Die Bauherren an der Otto- Hellwig-Straße warteten - aufgrund des komplizierten Grundstücks-Vertrags-Konstruktes - monatelang auf den Baubeginn; erst als das letzte Grundstück verkauft war, begannen die Bauarbeiten. Dies resultiert, so Centaplan-Chef Oliver Stratmann, aus einer technischen Verbundenheit der Baukörper, so dass man nicht ein Haus nachträglich in eine Lücke setzen könne. Bauzeitzinsen zahlten die Hausbauer zum Zeitpunkt des Baubeginns deswegen bereits seit Monaten – parallel zu ihren regulären Mieten.

Nun wird gebaut – zu anderen Konditionen als in vorherigen Projekten der Centaplan AG. „Wir haben unsere Forderungen gegen die Hauskäufer für den kompletten Rohbau an die Bauunternehmung Schmidt in Rheinhausen abgetreten”, erklärt Stratmann. Die Werkvertragsraten für den gesamten Rohbau fließen nun nicht zunächst auf sein Konto und dann weiter an die bauausführenden Firmen, sondern direkt von den Bauherren dorthin.

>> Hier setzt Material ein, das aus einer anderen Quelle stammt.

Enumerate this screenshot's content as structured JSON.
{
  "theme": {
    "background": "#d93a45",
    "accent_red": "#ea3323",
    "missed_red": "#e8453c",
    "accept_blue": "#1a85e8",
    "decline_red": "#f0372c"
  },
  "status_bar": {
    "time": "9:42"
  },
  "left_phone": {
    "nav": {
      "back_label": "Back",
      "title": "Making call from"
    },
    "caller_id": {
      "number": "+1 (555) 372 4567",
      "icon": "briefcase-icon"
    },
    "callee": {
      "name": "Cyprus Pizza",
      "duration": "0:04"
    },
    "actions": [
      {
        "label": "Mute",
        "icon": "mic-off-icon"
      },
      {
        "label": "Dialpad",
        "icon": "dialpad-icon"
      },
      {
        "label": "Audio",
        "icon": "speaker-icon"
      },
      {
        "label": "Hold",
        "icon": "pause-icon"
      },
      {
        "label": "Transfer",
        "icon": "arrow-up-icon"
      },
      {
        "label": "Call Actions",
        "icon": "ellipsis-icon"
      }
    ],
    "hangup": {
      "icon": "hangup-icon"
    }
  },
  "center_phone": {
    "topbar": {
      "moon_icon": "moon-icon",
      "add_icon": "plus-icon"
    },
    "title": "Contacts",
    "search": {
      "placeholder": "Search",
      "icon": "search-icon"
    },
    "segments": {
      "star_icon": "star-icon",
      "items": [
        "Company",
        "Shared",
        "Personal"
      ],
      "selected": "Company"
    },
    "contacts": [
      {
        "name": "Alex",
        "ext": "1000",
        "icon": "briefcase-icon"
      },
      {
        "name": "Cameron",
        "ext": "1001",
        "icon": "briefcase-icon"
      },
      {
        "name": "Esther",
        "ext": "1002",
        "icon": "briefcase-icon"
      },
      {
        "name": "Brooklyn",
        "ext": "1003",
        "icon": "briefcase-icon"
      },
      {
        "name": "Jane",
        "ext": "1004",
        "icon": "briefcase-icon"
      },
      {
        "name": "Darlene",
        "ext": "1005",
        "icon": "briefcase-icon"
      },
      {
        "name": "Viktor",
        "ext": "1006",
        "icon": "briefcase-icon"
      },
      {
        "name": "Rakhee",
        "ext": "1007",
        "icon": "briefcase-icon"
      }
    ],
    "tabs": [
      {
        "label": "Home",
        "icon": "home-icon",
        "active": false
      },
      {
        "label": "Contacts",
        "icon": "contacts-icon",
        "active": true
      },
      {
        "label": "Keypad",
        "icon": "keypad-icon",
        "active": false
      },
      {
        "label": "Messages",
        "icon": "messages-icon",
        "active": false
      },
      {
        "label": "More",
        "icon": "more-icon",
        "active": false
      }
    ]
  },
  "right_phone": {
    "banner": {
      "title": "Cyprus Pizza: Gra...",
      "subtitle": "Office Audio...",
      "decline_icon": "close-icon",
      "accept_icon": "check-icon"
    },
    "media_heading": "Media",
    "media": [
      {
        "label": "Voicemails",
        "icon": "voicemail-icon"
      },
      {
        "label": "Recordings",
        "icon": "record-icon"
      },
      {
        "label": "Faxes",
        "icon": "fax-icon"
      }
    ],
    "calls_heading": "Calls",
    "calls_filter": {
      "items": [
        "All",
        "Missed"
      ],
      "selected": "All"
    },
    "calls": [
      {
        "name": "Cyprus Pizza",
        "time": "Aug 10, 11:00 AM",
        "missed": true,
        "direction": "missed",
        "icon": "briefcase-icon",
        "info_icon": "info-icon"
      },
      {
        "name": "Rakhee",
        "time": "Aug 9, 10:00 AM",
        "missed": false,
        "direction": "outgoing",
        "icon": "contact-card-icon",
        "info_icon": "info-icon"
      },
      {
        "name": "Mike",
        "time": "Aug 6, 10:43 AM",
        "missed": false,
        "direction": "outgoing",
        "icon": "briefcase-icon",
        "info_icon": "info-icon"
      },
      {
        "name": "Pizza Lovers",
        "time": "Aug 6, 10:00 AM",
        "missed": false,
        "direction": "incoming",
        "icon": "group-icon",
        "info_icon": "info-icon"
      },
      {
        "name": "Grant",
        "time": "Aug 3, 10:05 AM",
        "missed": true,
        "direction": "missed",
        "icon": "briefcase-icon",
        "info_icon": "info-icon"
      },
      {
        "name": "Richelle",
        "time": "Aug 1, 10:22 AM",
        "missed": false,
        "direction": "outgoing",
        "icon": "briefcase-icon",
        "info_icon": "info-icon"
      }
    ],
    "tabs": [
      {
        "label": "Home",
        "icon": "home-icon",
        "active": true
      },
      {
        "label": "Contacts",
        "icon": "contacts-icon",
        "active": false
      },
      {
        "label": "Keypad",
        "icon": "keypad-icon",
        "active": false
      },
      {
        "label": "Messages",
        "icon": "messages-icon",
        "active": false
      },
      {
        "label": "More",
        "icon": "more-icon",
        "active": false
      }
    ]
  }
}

Vor dem Hintergrund der jetzt bekannten Zahlungsschwierigkeiten und der nicht auszuschließenden Insolvenzverschleppung warnt der Essener Rechtsanwalt und Notar Harald Haakshorst jetzt davor. Komme es zur gerichtlichen Bestellung eines Insolvenzverwalters auch für die HTBauübernehmung, so habe der die Wahl, ob die eingegangenen Verträge weiterhin erfüllt würden – oder nicht. „Dem Verbraucher kann man zunächst nur raten, keinerlei Zahlungen mehr zu leisten, schon gar nicht an Handwerker”, sagt der Jurist. Es sei nämlich nicht auszuschließen, dass die Abtretung im Wissen des Centaplan-Vorstandes von der Insolvenz unzulässig gewesen sei. Dann könnte der Insolvenzverwalter nachträglich auf Vertragserfüllung bestehen und die gleichen Zahlungen der Bauherren noch einmal an die HT verlangen, um Gläubiger damit auszuzahlen.